Saturday, August 4, 2012

Was it rigged on June 5?

Figured I'd go with the provocative headline here, but it is something that I've wondered since the recall election. Given that there were huge discrepancies between the conservatives being overampled in polls before the election vs. the actual people who voted on June 5, it didn't really add up that Walker's reported winning margin of 6.8% was in line with what those pro-conservative polls were showing.

Then I noticed several online articles pointing out that Wisconsin seemed to be susceptible to voter irregularities and noticed that many rural counties gave voting machine contracts to Command Central at the behest of Waukesha Co Clerk (and GOP hack) Kathy Nickolaus. In addition, many Wisconsinites have been working with Wisconsin Wave and other organizations to hand-count the ballots, so much so that Wisconsin Wave is now reporting that they have no many volunteers they have to turn people away, and that a demonstration of voting machines at GAB that the GAB's Reid Magney described as "standing-room only" (at the bottom of the WSJ report).

Clearly, a lot of people aren't taking the retaining of Scott Walker at face value. So I decided to look at the election numbers themselves, compare them to the last 2 statewide elections (Walker vs. Barrett 2010 and Prosser vs. Kloppenburg, 2011), and see if there was something out of the ordinary in places with these Command Central machines.

Using info from a Wisconsin Wave meeting I attended, I had 30 counties that had significant usage of Command Central machines outside of the Milwaukee area. I then compared those results to 36 other Wisconsin counties that didn't have as many Command Central machines. I also put in a third category that included Milwaukee County, the 4 counties that border Milwaukee, and Dane County, because as I've mentioned before, those parts of the state have unique voting patterns that don't really change much from election to election (they're a turnout game). Plus, Racine County had a heated Senate election between Lehman and Wangaard that could skew election results a bit.

You run the numbers, and here's what you get. I will use the "Dem" candidates (Barrett and Kloppenburg) as the benchmarks:

Command Central Counties
Barrett '10- 43.21%
Klopp- 47.94% (+4.73%)
Barrett '12- 40.52% (-2.69% vs. 2010, -7.42% vs. Klopp)

Non-Command Central
Barrett '10- 43.10%
Klopp- 48.85% (+5.75%)
Barrett '12- 42.67% (-0.43% vs. 2010, -6.18% vs. Klopp)

Milwaukee-Madison area
Barrett '10- 50.95%
Klopp- 51.16% (+0.21%)
Barrett '12- 52.02% (+1.07% vs. 2010, +0.86% vs. Klopp)

So you can see in the non-Milwaukee Madison areas, there was movement to Kloppenburg in 2011, and then movement back to Walker in 2012. But the Command Central Counties had a larger bounce back for Walker and lower share for Barrett, as shown by this graph.

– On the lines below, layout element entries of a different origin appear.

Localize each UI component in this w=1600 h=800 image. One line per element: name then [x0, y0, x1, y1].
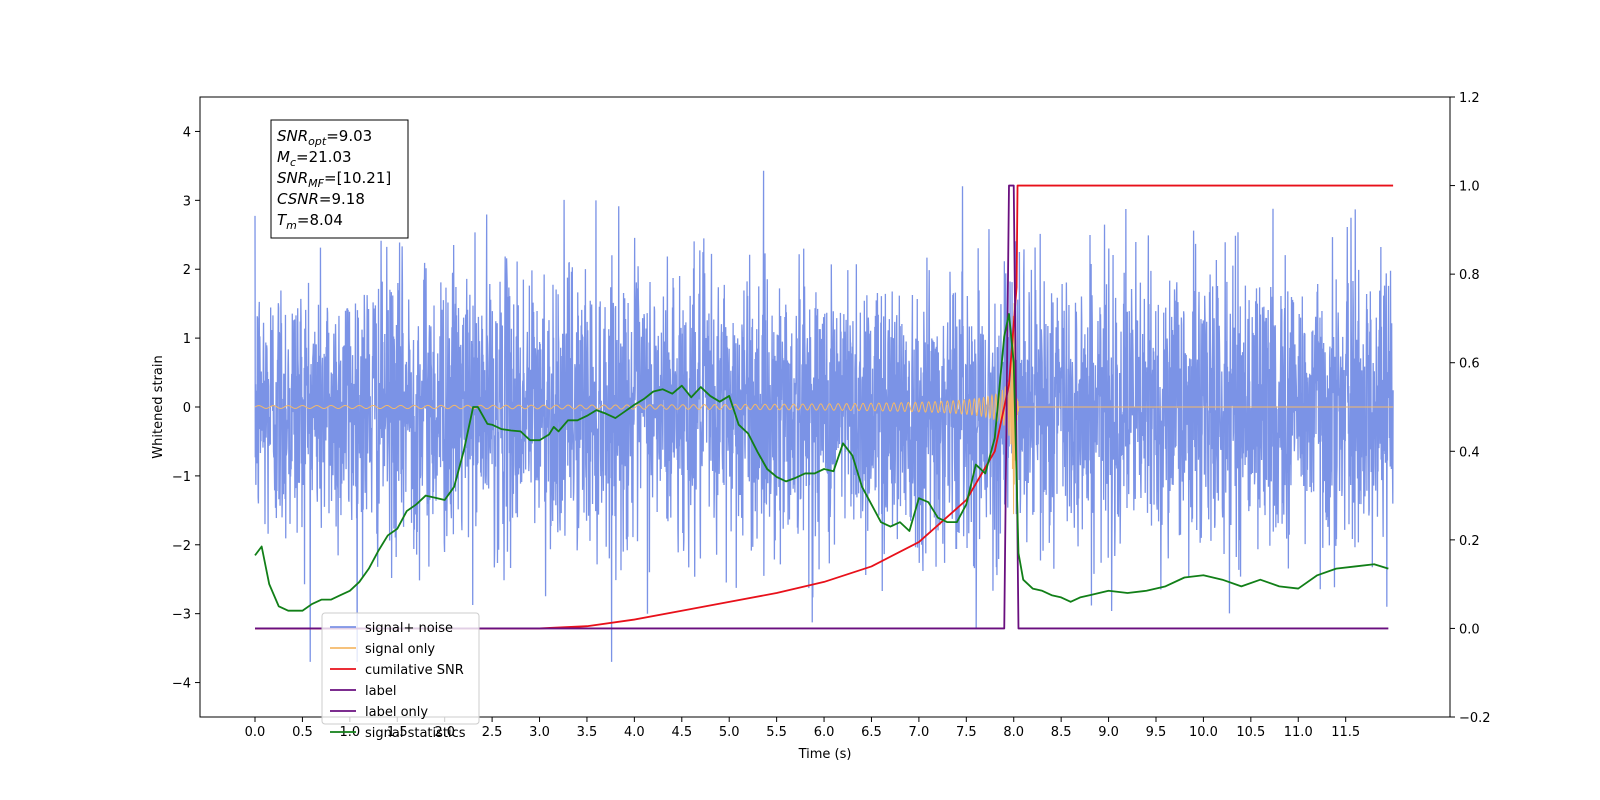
- x-tick-label: 10.0: [1189, 725, 1218, 740]
- x-tick-label: 9.5: [1146, 725, 1167, 740]
- x-tick-label: 0.5: [292, 725, 313, 740]
- x-tick-label: 4.5: [671, 725, 692, 740]
- annotation-line: Tm=8.04: [277, 211, 343, 232]
- annotation-line: CSNR=9.18: [277, 190, 365, 208]
- x-tick-label: 2.5: [482, 725, 503, 740]
- y-tick-label: −3: [172, 608, 191, 623]
- series-cumilative-snr: [255, 184, 1394, 630]
- x-tick-label: 3.5: [577, 725, 598, 740]
- y2-tick-label: 0.8: [1459, 268, 1480, 283]
- series-line: [254, 313, 1389, 612]
- legend-frame: [321, 612, 480, 725]
- annotation-line: SNRMF=[10.21]: [277, 169, 391, 190]
- x-tick-label: 6.0: [814, 725, 835, 740]
- y2-tick-label: 0.6: [1459, 357, 1480, 372]
- series-line: [255, 184, 1394, 630]
- signal-trace: [254, 303, 1394, 515]
- y-tick-label: −4: [172, 677, 191, 692]
- x-tick-label: 3.0: [529, 725, 550, 740]
- plot-area: [254, 170, 1394, 662]
- legend-label: label: [365, 684, 396, 699]
- y2-tick-label: 0.0: [1459, 622, 1480, 637]
- x-tick-label: 6.5: [861, 725, 882, 740]
- legend-label: cumilative SNR: [365, 663, 464, 678]
- legend: signal+ noise signal only cumilative SNR la…: [321, 612, 480, 741]
- x-tick-label: 11.5: [1331, 725, 1360, 740]
- y-axis-right: −0.2 0.0 0.2 0.4 0.6 0.8 1.0 1.2: [1450, 91, 1491, 726]
- x-tick-label: 7.5: [956, 725, 977, 740]
- y2-tick-label: 0.4: [1459, 445, 1480, 460]
- legend-label: signal statistics: [365, 726, 466, 741]
- legend-label: label only: [365, 705, 428, 720]
- y-axis-left: −4 −3 −2 −1 0 1 2 3 4: [172, 125, 200, 692]
- x-tick-label: 8.5: [1051, 725, 1072, 740]
- y-tick-label: 3: [183, 194, 191, 209]
- x-tick-label: 2.0: [434, 725, 455, 740]
- series-signal-only: [254, 303, 1394, 515]
- legend-label: signal+ noise: [365, 621, 453, 636]
- series-signal-noise: [254, 170, 1394, 662]
- y-tick-label: 0: [183, 401, 191, 416]
- y-tick-label: 1: [183, 332, 191, 347]
- y-tick-label: −1: [172, 470, 191, 485]
- x-tick-label: 4.0: [624, 725, 645, 740]
- x-tick-label: 5.5: [766, 725, 787, 740]
- series-line: [255, 184, 1389, 630]
- series-signal-statistics: [254, 313, 1389, 612]
- x-tick-label: 8.0: [1003, 725, 1024, 740]
- noise-trace: [254, 170, 1394, 662]
- series-label: [255, 184, 1389, 630]
- y2-tick-label: 1.0: [1459, 180, 1480, 195]
- y-axis-label: Whitened strain: [151, 355, 166, 458]
- x-tick-label: 0.0: [245, 725, 266, 740]
- y-tick-label: 2: [183, 263, 191, 278]
- x-tick-label: 10.5: [1236, 725, 1265, 740]
- x-tick-label: 1.5: [387, 725, 408, 740]
- x-tick-label: 5.0: [719, 725, 740, 740]
- legend-label: signal only: [365, 642, 435, 657]
- x-axis-label: Time (s): [798, 747, 852, 762]
- annotation-box: SNRopt=9.03Mc=21.03SNRMF=[10.21]CSNR=9.1…: [270, 119, 409, 239]
- y-tick-label: −2: [172, 539, 191, 554]
- y2-tick-label: 0.2: [1459, 534, 1480, 549]
- y2-tick-label: 1.2: [1459, 91, 1480, 106]
- annotation-line: SNRopt=9.03: [277, 127, 372, 148]
- x-tick-label: 11.0: [1284, 725, 1313, 740]
- y2-tick-label: −0.2: [1459, 711, 1491, 726]
- x-axis: 0.0 0.5 1.0 1.5 2.0 2.5 3.0 3.5 4.0 4.5 5.0 5.5 6.0 6…: [245, 717, 1360, 740]
- x-tick-label: 7.0: [909, 725, 930, 740]
- x-tick-label: 9.0: [1098, 725, 1119, 740]
- y-tick-label: 4: [183, 125, 191, 140]
- annotation-line: Mc=21.03: [277, 148, 352, 169]
- annotation-frame: [270, 119, 409, 239]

So it looks like the Command Central counties flipped more than 2% for Walker vs. the non-Command ones. If you plug in that difference back into the election, and assume that the Command Central counties voted the same as the non-Command Central ones, Walker still wins, but by about 153,000 instead of 171,000, or about 6%. Not really a significant effect here. (late edit: I did not look at touch-screens vs. optical scan machines, like Richard Charnin did here, and he says there's a clear pro-Walker rigging. I don't have an optical scan vs. touch-screen list, so I'll hold off on this)

The real story when you look at numbers like this is how badly Barrett got beat in the parts of Wisconsin outside of the Madison and Milwaukee areas. If Barrett would have held near 50-50 for those 1.45 million votes, he'd be governor today. Instead, he only got 42.0%, and that was the difference-maker. And these areas were the most likely to fall prey to the Walker meme of "a recall isn't necessary", and it is not hard to imagine that 5-10% of those voters disapproved of Walker but also disapproved of the recall process, and cast their votes for Walker.

In addition to not explaining the need for a recall good enough, it also illustrates the failure of the Democratic Party of Wisconsin to get out into the other parts of the state and show the destruction of Fitzwalkerstan. They have to stop assuming that people will just get it on their own, and instead should show that progressive ideas and investments in social goods like education and the environment work and are a much more likely pathway to success than expecting corporates to take of you out of the goodness of their hearts.

But I do appreciate Wisconsin Wave and others continuing to draw attention to the issue of black box voting and the potential for election fraud. Just because the "Command Central effect" wasn't big enough to be the deciding factor in the June 5 election doesn't mean that can't be the case in November, particularly when combine with other GOP rigging such as voter ID and absentee ballot fraud where GOP officials send ballots for voters.

We need to keep this issue of election integrity front and center, because as shown in Racine recount of Lehman-Wangaard, the GOP will do anything in their power (legal or not) to deny a legitimately-elected Dem by any means they can. We should also remind people that just because Scott Walker got more people to vote for him on June 5, it doesn't mean they agreed with his policies, and that it means little for November or for 2014.